Re: Rain Saturated Oven
Stephen, thanks for the compliment.
To answer your questions:
Initially, I planned to only make a cover for the arch/entry that would wrap around the Duravent pipe. Not being 100% certain water was not getting in somewhere else, I decided to cove the whole thing...to just below the hearth slab level.
I measured and found that a 10' x 12' heavy duty tarp that is silver on on side , brown on the other would fit perfectly.....a little more eye appealing than the construction site "my roof is gone" blue tarps. I then measured how far up from the bottom of the hearth slab the Duravent is, cut a slit in the tarp as well a hole about 1" larger than the Duravent pipe. I then used self stick velcro strips on the two flaps created by slitting the tarp and placed self stick 1/2" rubber weather stripping around the underside edge of the hole that I cut out. Slide the tarp up from behind, around the pipe, and overlap the flaps.
Rather than bungee cords or tarp straps, I laced rope through the tarp eyelets allowing me to cinch it around my oven's "waist" to keep it from blowing off in high winds. only takes a minute to open in up and slide it off the back side. I'm pretty sure I will completely remove it for fall/winter/spring, the REALLY heavy rains are few and far between then.
It really is effective, but my oven "is what it is" for aesthetic reasons...I really don't want it covered with a tarp for 4-5 months a yr. Some how, some way, I am going to come up with a permanent roof system or cover that will still show off the mosaic and keep the torrential rains out. Thats the plan, and any construction/altering will have to wait until it cools down and is dryer during the winter.
RT
Stephen, thanks for the compliment.
To answer your questions:
Initially, I planned to only make a cover for the arch/entry that would wrap around the Duravent pipe. Not being 100% certain water was not getting in somewhere else, I decided to cove the whole thing...to just below the hearth slab level.

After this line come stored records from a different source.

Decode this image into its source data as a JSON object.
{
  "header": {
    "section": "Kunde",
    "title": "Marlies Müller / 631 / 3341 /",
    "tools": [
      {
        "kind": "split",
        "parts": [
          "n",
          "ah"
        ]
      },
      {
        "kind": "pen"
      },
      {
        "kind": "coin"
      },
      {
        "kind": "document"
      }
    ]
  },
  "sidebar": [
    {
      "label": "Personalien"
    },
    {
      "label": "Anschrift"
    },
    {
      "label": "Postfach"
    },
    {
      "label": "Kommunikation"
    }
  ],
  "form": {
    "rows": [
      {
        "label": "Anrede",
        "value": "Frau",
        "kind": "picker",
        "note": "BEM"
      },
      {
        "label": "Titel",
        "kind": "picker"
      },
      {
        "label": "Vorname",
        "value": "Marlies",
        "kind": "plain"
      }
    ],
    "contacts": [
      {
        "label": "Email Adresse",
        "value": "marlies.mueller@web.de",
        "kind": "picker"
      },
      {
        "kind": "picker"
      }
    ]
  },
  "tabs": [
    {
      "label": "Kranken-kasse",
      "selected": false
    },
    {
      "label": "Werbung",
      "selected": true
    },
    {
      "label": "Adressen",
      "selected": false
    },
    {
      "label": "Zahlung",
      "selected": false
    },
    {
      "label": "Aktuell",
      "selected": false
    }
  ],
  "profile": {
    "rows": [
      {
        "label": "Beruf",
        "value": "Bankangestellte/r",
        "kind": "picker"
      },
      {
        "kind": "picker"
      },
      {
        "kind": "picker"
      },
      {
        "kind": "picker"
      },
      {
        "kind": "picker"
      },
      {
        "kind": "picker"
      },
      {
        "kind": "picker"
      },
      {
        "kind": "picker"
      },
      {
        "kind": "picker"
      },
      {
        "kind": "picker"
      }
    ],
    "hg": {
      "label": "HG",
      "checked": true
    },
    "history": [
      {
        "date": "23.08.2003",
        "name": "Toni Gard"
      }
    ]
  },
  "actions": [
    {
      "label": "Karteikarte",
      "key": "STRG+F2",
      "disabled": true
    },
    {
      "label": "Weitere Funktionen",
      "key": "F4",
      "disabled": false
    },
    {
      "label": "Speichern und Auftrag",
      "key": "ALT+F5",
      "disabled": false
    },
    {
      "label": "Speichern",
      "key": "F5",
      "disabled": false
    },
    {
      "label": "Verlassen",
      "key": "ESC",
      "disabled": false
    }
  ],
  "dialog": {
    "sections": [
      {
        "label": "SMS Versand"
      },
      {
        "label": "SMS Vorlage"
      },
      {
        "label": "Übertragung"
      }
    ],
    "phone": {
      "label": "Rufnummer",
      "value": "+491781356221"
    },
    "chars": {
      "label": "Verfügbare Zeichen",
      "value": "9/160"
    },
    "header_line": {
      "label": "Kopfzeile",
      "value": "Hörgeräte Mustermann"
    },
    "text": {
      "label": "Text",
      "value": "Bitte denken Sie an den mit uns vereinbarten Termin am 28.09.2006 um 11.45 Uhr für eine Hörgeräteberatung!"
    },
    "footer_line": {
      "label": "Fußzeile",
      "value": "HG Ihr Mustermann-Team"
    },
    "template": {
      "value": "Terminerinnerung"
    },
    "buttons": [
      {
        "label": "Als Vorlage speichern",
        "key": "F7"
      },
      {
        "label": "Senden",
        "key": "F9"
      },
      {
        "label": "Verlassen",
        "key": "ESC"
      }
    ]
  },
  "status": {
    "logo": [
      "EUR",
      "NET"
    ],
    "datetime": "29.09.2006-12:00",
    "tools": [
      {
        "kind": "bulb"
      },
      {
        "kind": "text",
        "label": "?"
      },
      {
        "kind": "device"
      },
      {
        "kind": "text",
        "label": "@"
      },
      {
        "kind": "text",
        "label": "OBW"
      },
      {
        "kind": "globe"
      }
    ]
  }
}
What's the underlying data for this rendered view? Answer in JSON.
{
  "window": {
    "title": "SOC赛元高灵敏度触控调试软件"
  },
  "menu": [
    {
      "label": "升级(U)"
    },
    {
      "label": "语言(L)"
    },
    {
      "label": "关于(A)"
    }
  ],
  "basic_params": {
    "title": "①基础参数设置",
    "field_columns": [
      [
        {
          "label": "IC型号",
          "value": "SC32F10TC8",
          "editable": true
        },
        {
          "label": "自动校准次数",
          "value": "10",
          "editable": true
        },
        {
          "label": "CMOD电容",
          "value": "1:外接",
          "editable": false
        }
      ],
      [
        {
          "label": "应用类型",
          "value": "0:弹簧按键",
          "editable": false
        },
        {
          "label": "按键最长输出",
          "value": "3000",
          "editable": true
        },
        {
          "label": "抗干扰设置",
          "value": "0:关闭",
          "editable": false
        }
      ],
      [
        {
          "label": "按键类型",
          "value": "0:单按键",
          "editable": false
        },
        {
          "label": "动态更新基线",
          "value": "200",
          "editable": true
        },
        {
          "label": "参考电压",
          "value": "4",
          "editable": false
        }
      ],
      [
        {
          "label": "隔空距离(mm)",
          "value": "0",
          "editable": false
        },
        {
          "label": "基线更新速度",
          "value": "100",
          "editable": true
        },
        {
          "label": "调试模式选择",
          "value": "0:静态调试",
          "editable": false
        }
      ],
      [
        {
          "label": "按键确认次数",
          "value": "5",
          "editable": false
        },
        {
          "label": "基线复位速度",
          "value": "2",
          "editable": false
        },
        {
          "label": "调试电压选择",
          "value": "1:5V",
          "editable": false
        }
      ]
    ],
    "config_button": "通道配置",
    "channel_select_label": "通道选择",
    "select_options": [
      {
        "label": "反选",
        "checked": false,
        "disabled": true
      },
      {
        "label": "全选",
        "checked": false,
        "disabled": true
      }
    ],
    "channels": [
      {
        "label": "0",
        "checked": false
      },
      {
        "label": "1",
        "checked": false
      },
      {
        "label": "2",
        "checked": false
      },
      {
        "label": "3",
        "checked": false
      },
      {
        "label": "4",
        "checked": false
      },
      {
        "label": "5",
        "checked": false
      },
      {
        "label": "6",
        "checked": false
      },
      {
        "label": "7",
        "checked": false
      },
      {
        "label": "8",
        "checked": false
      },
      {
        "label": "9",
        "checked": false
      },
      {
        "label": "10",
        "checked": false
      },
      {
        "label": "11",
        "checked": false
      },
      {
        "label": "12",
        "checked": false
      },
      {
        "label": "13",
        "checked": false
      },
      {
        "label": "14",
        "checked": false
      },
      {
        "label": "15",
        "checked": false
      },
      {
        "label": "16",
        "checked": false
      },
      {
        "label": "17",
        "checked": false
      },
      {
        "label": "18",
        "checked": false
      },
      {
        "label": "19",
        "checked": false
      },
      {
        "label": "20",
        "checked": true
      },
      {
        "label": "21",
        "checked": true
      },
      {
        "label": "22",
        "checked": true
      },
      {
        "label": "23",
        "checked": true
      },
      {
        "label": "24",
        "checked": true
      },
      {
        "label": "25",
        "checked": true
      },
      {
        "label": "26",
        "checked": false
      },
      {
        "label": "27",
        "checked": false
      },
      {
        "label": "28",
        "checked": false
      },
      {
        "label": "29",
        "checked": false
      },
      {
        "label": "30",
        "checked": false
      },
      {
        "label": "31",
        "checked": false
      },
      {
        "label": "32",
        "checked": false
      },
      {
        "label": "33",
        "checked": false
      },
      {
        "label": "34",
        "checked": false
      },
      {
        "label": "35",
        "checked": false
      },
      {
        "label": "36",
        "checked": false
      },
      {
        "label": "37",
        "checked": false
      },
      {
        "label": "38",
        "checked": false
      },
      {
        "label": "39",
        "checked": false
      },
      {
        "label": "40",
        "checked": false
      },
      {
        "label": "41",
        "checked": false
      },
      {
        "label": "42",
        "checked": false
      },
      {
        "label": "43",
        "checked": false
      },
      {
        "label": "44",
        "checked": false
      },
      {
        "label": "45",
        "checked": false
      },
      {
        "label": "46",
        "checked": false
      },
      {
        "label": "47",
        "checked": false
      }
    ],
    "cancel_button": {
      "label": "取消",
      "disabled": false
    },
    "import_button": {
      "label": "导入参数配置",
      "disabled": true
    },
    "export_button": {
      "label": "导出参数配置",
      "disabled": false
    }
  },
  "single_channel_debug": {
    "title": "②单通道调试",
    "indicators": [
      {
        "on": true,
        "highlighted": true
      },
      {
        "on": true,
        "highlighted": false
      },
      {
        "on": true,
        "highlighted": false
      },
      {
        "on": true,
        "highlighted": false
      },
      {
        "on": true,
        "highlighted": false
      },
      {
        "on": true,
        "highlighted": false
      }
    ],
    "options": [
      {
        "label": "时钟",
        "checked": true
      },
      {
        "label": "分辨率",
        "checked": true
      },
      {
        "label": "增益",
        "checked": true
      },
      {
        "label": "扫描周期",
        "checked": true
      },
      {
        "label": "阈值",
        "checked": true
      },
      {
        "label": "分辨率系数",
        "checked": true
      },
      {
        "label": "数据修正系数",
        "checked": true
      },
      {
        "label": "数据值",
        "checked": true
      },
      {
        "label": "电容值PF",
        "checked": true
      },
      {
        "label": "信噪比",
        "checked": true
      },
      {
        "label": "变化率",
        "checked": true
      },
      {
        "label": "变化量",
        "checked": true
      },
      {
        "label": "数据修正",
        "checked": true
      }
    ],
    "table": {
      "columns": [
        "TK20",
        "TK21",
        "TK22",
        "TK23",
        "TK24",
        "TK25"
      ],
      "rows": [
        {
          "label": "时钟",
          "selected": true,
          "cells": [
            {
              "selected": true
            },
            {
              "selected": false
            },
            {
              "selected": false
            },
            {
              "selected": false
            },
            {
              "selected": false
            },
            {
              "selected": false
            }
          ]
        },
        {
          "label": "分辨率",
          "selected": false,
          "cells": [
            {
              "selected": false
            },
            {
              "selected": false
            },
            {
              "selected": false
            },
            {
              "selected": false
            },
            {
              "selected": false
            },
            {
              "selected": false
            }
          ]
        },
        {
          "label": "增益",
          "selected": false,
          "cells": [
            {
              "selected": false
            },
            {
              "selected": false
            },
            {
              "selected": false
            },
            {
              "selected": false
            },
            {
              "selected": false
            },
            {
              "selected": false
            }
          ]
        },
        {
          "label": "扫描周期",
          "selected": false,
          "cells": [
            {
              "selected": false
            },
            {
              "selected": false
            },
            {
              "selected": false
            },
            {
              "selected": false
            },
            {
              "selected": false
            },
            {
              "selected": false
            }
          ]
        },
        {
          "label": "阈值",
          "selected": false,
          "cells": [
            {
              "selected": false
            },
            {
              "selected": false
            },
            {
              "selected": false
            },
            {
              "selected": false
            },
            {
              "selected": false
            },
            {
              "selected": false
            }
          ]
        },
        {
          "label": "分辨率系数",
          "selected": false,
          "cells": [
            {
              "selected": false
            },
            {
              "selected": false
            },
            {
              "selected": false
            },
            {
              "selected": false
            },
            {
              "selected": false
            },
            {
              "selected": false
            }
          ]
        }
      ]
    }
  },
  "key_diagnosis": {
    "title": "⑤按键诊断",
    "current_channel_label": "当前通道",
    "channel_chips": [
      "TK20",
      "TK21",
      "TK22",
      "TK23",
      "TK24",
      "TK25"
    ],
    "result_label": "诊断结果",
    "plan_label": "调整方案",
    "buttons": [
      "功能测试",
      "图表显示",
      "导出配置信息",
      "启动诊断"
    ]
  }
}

I measured and found that a 10' x 12' heavy duty tarp that is silver on on side , brown on the other would fit perfectly.....a little more eye appealing than the construction site "my roof is gone" blue tarps. I then measured how far up from the bottom of the hearth slab the Duravent is, cut a slit in the tarp as well a hole about 1" larger than the Duravent pipe. I then used self stick velcro strips on the two flaps created by slitting the tarp and placed self stick 1/2" rubber weather stripping around the underside edge of the hole that I cut out. Slide the tarp up from behind, around the pipe, and overlap the flaps.
Rather than bungee cords or tarp straps, I laced rope through the tarp eyelets allowing me to cinch it around my oven's "waist" to keep it from blowing off in high winds. only takes a minute to open in up and slide it off the back side. I'm pretty sure I will completely remove it for fall/winter/spring, the REALLY heavy rains are few and far between then.
It really is effective, but my oven "is what it is" for aesthetic reasons...I really don't want it covered with a tarp for 4-5 months a yr. Some how, some way, I am going to come up with a permanent roof system or cover that will still show off the mosaic and keep the torrential rains out. Thats the plan, and any construction/altering will have to wait until it cools down and is dryer during the winter.
RT





It sounds as if your oven will be overprotected if anything by the time you're finished with it. So go for it and good luck!